The Rhodes Trust didn’t get again to The Post for remark.

Penn then adopted up with its personal formal investigation in August 2021, probing Fierceton’s assertion that she could be the primary in her household to graduate from faculty.

As the Chronicle stories: “If ‘first generation’ means the first in one’s family to attend college — the widely used, common-sense meaning — Fierceton’s answer would be plainly false.”

However, in accordance to the college’s web site, this definition may embody college students who’re the primary of their households to “pursue higher education at an elite institution.” Fierceton’s mom didn’t attend an Ivy League college, although the Chronicle doesn’t be aware the place Morrison went to faculty.

Fierceton decided to withdraw from the Rhodes scholarship that would have sent her to Oxford University, after the Rhodes committee's investigation into her application.
Fierceton determined to withdraw from the Rhodes scholarship that might have despatched her to Oxford University, after the Rhodes committee’s investigation into her software.
Getty Images

Furthermore, the web site for Penn First Plus, the college’s inclusivity initiative, broadens the definition of first-generation to embody college students who “have a strained or limited relationship with the person(s) in your family who hold(s) a bachelors degree.”

By the time she utilized to Penn, Fierceton was estranged from her mom and supporting herself. Still, the college discovered Fierceton describing herself as “first-generation” on her software to graduate faculty to be “objectively inaccurate.”

Santini, the faculty advisor, famous: “On the economic side, there are so many applications to schools that it is impossible for schools to fact check everything.”

Penn is now withholding Fierceton’s grasp’s diploma — which she was scheduled to obtain in May 2020 — pending a ultimate disciplinary resolution. Her bachelor’s diploma is seemingly not in query.

The University of Pennsylvania stated in an announcement to the Chronicle: “Truthfulness is essential to academic integrity at Penn as well as a core selection criterion for the Rhodes Trust.”

Before Christmas, Fierceton filed a lawsuit against the University of Pennsylvania.
Before Christmas, Fierceton filed a lawsuit towards the University of Pennsylvania.

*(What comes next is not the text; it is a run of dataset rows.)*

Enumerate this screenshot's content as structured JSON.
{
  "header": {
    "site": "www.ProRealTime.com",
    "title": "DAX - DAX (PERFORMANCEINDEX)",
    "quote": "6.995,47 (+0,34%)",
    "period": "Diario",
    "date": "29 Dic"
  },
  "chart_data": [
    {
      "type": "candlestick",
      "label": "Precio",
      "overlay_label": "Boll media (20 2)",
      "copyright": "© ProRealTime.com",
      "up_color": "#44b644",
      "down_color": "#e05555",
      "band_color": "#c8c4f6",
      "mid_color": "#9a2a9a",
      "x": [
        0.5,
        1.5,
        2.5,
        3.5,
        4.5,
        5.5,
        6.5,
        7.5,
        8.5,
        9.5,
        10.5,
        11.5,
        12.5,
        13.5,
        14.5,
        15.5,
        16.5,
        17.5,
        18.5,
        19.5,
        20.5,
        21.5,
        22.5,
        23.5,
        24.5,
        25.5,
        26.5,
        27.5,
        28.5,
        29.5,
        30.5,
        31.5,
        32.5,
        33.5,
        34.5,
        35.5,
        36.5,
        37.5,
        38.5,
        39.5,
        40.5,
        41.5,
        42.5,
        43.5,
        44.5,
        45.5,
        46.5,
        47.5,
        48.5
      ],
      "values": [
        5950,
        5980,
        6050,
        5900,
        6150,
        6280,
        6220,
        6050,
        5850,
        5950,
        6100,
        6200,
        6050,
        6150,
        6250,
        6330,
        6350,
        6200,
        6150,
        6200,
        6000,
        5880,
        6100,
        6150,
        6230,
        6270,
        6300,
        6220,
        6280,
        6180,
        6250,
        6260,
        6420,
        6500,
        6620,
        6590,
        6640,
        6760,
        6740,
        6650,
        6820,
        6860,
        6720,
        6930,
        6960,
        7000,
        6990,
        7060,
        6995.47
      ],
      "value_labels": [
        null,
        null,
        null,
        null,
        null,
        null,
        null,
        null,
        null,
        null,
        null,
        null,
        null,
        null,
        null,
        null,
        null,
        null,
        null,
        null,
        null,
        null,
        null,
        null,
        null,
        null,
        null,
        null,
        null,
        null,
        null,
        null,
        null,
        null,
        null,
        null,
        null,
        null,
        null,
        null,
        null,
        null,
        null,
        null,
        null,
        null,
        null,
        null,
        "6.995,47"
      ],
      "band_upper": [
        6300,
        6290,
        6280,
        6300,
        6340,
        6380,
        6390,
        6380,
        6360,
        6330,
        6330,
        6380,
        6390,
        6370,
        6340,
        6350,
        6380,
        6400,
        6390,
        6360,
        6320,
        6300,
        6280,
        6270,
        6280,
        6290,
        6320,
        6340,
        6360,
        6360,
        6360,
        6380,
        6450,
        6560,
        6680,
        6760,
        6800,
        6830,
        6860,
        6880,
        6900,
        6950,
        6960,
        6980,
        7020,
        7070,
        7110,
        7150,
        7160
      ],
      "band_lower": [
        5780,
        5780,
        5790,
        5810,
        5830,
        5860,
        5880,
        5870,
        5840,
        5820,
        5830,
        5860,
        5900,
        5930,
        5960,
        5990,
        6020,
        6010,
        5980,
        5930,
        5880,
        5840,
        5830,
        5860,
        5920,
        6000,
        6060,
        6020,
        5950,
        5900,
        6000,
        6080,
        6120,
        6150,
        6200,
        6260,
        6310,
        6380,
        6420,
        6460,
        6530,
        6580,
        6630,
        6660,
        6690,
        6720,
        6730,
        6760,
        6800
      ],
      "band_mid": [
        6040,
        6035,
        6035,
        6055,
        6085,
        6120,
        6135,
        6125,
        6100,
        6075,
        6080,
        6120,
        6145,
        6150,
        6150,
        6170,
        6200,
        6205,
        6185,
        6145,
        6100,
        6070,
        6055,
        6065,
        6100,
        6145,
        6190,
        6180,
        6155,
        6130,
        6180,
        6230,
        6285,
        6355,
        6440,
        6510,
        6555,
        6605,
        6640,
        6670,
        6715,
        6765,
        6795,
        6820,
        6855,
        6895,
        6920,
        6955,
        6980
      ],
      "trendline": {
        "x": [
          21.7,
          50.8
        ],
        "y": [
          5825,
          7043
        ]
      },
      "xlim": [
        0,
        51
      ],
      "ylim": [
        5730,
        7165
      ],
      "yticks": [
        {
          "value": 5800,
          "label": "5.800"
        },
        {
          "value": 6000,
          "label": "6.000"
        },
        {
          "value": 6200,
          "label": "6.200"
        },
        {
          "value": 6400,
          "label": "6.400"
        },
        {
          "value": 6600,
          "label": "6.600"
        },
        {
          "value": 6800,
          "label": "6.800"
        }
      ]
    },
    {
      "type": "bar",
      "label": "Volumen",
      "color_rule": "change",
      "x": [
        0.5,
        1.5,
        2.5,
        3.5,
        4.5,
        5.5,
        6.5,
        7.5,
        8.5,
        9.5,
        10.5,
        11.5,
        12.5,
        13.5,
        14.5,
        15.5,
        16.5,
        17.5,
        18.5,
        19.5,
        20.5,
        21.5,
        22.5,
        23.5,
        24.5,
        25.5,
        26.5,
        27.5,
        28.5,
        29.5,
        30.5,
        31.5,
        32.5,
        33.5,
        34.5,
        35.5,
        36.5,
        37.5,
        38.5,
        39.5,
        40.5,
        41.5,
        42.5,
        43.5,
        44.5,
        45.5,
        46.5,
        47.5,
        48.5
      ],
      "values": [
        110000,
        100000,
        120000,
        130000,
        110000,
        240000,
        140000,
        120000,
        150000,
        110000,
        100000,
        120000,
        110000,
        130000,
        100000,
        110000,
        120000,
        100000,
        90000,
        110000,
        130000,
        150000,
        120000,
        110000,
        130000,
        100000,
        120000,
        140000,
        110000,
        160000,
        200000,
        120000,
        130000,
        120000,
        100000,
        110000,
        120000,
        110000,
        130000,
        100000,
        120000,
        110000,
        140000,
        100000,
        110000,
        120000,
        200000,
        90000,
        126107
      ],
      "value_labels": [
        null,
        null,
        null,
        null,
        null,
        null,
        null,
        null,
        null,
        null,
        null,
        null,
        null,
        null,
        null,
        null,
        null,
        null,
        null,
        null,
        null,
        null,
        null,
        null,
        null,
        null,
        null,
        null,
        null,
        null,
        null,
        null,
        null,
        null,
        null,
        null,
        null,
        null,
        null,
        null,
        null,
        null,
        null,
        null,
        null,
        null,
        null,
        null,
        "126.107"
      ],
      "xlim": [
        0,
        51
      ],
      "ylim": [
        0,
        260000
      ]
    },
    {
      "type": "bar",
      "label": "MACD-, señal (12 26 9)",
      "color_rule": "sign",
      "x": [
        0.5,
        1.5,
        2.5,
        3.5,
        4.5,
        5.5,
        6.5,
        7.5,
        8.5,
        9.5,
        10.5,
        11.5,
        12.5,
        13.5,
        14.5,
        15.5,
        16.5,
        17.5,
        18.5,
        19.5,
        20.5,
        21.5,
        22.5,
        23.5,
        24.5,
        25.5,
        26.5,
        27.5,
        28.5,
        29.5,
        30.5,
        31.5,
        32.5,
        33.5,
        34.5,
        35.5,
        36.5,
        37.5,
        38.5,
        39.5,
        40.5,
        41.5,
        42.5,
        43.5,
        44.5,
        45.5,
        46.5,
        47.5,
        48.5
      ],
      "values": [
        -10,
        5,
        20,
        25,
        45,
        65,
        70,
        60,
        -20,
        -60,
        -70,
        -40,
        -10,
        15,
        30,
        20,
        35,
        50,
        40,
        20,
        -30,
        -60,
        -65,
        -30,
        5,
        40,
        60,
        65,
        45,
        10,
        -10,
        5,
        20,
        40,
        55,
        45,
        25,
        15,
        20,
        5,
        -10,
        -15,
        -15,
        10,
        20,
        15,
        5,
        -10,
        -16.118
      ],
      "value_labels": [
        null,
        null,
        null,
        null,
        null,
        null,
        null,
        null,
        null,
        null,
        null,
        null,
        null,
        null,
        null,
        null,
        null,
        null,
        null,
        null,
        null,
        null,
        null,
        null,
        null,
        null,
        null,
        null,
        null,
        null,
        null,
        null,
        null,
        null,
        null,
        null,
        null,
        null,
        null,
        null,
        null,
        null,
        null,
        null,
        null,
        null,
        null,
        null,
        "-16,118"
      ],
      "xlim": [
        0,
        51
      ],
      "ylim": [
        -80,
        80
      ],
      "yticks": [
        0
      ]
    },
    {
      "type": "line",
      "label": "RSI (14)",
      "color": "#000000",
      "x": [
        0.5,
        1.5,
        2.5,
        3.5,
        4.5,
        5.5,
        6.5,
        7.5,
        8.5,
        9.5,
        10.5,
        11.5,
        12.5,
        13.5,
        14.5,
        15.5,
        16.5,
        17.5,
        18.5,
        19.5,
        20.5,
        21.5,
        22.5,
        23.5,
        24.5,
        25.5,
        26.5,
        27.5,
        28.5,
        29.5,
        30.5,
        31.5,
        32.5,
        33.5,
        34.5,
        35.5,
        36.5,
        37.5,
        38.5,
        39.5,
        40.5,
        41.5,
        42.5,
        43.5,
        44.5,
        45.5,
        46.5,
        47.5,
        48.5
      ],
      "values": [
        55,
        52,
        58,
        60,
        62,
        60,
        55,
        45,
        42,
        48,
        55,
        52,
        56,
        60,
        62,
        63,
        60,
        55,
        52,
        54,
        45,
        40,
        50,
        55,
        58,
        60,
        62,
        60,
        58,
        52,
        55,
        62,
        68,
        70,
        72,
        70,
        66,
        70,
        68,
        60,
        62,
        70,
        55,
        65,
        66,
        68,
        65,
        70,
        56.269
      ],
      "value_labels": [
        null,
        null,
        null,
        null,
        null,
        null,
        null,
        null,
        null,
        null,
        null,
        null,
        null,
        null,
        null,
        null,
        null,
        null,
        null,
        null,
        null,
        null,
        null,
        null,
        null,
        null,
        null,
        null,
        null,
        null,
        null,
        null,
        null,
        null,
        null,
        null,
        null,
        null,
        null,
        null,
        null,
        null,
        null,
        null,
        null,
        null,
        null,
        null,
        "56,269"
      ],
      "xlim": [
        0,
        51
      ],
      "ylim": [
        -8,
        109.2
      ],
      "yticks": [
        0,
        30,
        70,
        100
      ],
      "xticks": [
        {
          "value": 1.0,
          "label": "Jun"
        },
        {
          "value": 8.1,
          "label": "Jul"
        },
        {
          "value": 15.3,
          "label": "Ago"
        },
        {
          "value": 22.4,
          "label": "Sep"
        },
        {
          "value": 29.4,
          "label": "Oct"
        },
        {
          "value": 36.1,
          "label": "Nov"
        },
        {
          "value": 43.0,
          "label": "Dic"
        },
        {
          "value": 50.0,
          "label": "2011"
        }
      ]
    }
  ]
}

Just earlier than Christmas, Fierceton — who modified her final identify whereas in faculty — filed an explosive lawsuit in Philadelphia Common Pleas Court, claiming the college, its trustees and three Penn officers had participated in a fancy conspiracy towards her.

She alleges that Penn carried out a “sham investigation” into her background, unjustifiably withheld her grasp’s diploma and wrote a “secret letter” to the Rhodes committee to discredit her. The declare additionally accuses Wendy White, Penn’s normal counsel, of threatening to “come after” each of Fierceton’s levels if she didn’t give up her Rhodes scholarship.

Furthermore, Fierceton claims in her swimsuit that the college carried out its investigation as a result of she had complained to directors about inadequate entry to emergency companies at Penn after she had a seizure in school in early 2020.

“We are disappointed that Mackenzie Fierceton has chosen to file a lawsuit, especially after she has received so many opportunities at Penn,” a Penn consultant informed The Post. “There is no basis for Ms. Fierceton’s claims.”

Fierceton appears to have few regrets about her essays. As she informed the Chronicle: “Where I’ve landed is that I have a right to write about my experiences as I experienced them. Period.”

Jerry Oppenheimer is a bestselling biographer and a frequent contributor to The Post.